By David Pierce , editor-at-large and Vergecast co-host with over a decade of experience covering consumer tech. Previously, at Protocol, The Wall Street Journal, and Wired.
You can’t buy Meta’s most impressive new product, the smart glasses codenamed Orion. You might be able to buy something sort of like them a few years from now, but most of us will never get to so much as wear them. That doesn’t necessarily make them less impressive, though, or less important. Orion is a statement of purpose from Meta: that AR glasses really are the future and that we’re eventually going to get there.
On this episode of The Vergecast, The Verge’s Alex Heath joins the show to tell us all about his experience with Orion — two hours in the glasses of the future, playing Pong with Meta CEO Mark Zuckerberg and making smoothies and doing all sorts of other things. He also tells us about his conversation with Zuckerberg (subscribe to Decoder!) about AR, AI, and the future of just about everything.

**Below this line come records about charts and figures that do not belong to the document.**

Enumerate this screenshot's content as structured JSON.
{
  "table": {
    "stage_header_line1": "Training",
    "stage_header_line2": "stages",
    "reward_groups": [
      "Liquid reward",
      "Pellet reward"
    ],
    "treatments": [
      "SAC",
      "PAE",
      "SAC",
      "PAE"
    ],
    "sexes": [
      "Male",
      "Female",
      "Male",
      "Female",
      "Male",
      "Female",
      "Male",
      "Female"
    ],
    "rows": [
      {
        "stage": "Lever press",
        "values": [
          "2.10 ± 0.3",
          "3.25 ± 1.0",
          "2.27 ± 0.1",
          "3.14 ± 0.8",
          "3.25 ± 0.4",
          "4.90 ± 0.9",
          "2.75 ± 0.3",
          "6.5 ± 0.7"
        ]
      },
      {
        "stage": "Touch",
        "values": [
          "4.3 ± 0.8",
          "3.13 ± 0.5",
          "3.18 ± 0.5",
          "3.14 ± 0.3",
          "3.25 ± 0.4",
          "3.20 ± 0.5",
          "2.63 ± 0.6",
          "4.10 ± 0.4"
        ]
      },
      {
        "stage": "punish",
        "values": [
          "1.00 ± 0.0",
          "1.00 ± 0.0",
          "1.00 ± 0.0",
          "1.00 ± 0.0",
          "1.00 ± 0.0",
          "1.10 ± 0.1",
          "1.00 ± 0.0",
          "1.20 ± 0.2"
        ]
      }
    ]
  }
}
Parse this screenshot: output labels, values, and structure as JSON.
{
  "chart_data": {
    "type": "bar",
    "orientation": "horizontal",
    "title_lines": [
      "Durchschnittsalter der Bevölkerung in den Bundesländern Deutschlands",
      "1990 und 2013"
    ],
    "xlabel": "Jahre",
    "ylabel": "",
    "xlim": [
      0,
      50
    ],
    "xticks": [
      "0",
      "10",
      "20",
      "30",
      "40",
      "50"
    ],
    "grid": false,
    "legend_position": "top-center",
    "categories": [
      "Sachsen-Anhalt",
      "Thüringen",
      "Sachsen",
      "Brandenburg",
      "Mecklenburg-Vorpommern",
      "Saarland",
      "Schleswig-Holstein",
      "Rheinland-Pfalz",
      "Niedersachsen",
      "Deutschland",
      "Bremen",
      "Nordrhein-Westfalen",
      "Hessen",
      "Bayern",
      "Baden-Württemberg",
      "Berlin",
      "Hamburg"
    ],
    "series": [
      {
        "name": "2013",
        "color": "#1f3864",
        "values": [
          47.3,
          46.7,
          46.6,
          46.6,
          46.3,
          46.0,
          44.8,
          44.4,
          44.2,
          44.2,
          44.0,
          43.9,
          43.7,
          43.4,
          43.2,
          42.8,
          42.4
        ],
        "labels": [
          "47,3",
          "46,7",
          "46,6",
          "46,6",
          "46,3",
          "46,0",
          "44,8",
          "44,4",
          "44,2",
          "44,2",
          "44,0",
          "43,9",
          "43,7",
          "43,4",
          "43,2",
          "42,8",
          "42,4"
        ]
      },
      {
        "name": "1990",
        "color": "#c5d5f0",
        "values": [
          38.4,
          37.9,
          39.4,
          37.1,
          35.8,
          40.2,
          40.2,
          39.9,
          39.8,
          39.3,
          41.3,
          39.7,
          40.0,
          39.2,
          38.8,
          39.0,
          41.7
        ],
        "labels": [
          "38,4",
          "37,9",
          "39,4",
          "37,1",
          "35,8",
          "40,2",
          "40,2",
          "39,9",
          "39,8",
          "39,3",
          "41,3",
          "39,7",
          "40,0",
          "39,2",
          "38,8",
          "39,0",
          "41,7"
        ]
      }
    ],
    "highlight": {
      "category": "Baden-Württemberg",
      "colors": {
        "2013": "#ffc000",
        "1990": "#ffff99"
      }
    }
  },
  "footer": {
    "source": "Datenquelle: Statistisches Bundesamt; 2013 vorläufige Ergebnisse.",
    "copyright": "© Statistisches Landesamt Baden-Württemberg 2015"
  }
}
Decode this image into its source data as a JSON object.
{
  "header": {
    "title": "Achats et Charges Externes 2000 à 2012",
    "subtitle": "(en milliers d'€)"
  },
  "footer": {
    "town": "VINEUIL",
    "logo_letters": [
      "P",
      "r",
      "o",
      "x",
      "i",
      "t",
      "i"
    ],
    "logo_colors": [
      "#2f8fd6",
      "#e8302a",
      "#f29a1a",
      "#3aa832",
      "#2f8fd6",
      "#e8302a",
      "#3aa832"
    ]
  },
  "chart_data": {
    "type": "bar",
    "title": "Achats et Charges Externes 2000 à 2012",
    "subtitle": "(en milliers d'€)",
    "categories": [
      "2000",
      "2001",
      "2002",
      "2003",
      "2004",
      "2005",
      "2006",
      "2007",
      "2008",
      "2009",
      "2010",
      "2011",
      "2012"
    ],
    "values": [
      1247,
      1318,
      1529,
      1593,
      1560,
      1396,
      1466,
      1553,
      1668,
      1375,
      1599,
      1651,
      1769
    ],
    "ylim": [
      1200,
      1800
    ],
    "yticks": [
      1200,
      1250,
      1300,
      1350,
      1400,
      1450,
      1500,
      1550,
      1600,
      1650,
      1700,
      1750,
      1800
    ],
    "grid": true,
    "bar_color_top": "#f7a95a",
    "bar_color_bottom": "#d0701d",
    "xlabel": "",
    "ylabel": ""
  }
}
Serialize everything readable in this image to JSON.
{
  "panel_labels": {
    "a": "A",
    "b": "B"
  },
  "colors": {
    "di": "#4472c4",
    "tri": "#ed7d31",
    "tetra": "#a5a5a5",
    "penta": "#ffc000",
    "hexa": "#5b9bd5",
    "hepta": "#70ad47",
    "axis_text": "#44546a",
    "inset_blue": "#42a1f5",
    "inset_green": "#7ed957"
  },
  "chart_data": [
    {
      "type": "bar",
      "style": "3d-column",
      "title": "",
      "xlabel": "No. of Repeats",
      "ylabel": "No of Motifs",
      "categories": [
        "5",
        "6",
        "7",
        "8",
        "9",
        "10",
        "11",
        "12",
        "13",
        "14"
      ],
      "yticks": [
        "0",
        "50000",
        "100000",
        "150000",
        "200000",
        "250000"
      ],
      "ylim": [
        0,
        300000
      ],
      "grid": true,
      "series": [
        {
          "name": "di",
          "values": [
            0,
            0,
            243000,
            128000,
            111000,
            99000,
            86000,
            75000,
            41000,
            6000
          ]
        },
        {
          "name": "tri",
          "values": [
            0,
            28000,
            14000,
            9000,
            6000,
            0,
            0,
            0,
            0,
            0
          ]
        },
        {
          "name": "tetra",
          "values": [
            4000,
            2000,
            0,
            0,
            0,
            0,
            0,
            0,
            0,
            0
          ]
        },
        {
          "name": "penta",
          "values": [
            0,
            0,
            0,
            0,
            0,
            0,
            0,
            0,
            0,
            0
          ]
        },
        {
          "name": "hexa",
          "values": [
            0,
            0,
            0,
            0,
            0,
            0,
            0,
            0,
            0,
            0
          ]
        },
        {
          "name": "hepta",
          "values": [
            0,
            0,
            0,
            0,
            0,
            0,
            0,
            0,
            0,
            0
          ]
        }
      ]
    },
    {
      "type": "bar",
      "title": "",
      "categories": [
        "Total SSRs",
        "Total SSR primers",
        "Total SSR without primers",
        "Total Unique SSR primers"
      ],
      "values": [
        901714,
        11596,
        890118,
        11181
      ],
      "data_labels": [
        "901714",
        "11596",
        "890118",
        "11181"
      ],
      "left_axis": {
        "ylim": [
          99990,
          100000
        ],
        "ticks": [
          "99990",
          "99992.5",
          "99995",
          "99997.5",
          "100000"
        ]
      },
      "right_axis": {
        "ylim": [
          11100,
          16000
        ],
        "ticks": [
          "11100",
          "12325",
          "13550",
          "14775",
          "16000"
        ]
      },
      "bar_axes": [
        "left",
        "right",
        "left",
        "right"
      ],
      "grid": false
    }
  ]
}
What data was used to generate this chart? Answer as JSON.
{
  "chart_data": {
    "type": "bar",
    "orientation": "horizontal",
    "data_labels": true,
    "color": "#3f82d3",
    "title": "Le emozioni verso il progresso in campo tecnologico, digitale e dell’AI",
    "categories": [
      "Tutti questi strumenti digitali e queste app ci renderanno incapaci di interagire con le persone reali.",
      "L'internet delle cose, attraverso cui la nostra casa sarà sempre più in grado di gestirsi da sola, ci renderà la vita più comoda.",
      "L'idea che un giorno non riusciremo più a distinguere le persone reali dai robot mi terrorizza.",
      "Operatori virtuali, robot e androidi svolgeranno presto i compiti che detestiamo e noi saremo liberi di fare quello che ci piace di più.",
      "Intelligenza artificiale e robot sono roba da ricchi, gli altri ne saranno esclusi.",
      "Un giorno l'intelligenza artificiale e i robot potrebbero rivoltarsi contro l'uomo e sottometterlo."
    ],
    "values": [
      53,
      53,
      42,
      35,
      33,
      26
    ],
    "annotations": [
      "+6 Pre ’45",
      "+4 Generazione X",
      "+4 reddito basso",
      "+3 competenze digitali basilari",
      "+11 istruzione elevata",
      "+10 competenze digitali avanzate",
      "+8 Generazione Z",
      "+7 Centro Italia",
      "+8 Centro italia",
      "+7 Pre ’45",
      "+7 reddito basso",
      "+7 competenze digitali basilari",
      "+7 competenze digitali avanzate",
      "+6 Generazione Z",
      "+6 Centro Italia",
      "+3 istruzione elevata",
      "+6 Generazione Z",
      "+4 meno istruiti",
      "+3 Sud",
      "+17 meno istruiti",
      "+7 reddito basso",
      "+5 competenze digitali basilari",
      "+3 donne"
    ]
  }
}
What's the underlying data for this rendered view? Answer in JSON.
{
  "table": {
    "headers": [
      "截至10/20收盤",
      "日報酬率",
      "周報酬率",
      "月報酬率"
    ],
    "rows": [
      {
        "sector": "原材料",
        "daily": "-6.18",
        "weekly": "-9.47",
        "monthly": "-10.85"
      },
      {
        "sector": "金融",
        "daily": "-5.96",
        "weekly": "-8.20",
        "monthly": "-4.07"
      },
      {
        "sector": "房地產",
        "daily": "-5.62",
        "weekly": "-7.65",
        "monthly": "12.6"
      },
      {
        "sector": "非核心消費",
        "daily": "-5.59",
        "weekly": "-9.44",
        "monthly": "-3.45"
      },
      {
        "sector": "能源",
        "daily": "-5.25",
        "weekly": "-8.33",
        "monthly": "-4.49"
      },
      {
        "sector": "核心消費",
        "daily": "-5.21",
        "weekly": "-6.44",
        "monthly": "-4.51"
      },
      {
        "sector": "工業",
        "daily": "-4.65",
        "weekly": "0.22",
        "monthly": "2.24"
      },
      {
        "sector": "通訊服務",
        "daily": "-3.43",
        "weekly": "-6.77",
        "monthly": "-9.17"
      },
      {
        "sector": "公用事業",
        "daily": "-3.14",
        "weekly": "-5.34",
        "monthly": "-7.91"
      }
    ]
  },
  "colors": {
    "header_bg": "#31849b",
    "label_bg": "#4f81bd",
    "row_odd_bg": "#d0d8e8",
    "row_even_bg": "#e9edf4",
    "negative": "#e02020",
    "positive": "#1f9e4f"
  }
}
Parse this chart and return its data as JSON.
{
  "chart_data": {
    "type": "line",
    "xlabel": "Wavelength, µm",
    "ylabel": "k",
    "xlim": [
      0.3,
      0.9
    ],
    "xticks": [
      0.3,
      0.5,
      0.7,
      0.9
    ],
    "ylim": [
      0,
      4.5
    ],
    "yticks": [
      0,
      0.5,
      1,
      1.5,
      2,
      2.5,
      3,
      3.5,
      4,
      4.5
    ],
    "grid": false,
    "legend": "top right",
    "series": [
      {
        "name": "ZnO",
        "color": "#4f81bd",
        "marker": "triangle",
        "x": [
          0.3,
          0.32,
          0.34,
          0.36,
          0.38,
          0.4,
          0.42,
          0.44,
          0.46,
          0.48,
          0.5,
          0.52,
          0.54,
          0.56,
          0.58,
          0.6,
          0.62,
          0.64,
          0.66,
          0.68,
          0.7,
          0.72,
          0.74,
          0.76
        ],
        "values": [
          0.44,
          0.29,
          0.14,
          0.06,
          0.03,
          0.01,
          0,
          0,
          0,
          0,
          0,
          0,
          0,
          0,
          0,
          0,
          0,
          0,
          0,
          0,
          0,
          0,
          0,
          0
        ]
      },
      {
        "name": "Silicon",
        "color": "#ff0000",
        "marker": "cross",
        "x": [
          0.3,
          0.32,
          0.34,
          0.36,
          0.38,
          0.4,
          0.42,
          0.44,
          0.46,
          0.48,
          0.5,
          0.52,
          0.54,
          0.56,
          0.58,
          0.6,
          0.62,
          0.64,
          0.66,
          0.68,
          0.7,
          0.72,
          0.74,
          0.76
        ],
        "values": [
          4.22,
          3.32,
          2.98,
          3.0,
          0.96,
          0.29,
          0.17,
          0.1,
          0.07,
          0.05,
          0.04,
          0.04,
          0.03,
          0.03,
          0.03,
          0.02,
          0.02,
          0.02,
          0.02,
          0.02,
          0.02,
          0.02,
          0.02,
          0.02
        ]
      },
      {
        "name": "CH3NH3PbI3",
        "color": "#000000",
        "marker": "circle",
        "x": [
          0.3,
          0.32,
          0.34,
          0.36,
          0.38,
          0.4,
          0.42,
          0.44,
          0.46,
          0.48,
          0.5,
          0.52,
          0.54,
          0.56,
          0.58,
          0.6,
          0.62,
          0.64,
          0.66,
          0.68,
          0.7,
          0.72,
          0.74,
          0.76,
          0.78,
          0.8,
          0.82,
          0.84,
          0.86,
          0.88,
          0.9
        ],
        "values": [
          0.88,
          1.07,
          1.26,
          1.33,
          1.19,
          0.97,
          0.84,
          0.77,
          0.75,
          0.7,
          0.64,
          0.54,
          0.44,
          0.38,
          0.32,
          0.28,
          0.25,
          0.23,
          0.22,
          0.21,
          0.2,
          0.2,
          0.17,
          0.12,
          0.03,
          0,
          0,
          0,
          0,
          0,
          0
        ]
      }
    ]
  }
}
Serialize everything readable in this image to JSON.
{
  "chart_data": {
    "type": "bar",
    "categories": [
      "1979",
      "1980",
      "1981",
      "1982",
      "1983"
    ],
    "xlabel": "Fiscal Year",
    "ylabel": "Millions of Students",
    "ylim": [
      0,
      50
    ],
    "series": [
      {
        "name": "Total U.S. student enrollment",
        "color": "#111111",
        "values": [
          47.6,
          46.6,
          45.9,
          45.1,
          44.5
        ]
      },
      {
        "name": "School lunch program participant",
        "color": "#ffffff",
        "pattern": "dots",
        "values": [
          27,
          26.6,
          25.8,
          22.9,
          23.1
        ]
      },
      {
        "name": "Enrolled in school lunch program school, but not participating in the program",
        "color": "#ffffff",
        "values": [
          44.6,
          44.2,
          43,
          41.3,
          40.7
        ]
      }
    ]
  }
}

The occasion for all this news was Meta Connect, so we also go through all the other announcements from Connect. There are new smart glasses, new VR headsets, new celebrity AIs to replace the old celebrity AIs, voice modes, and more. But let’s be honest: we mostly talk about Orion. It’s either vaporware, a science project, a prototype, the unquestionable future, or somewhere in the center of the Venn diagram of all those things. And the fact that they exist at all says a lot about where we are in the evolution of technology.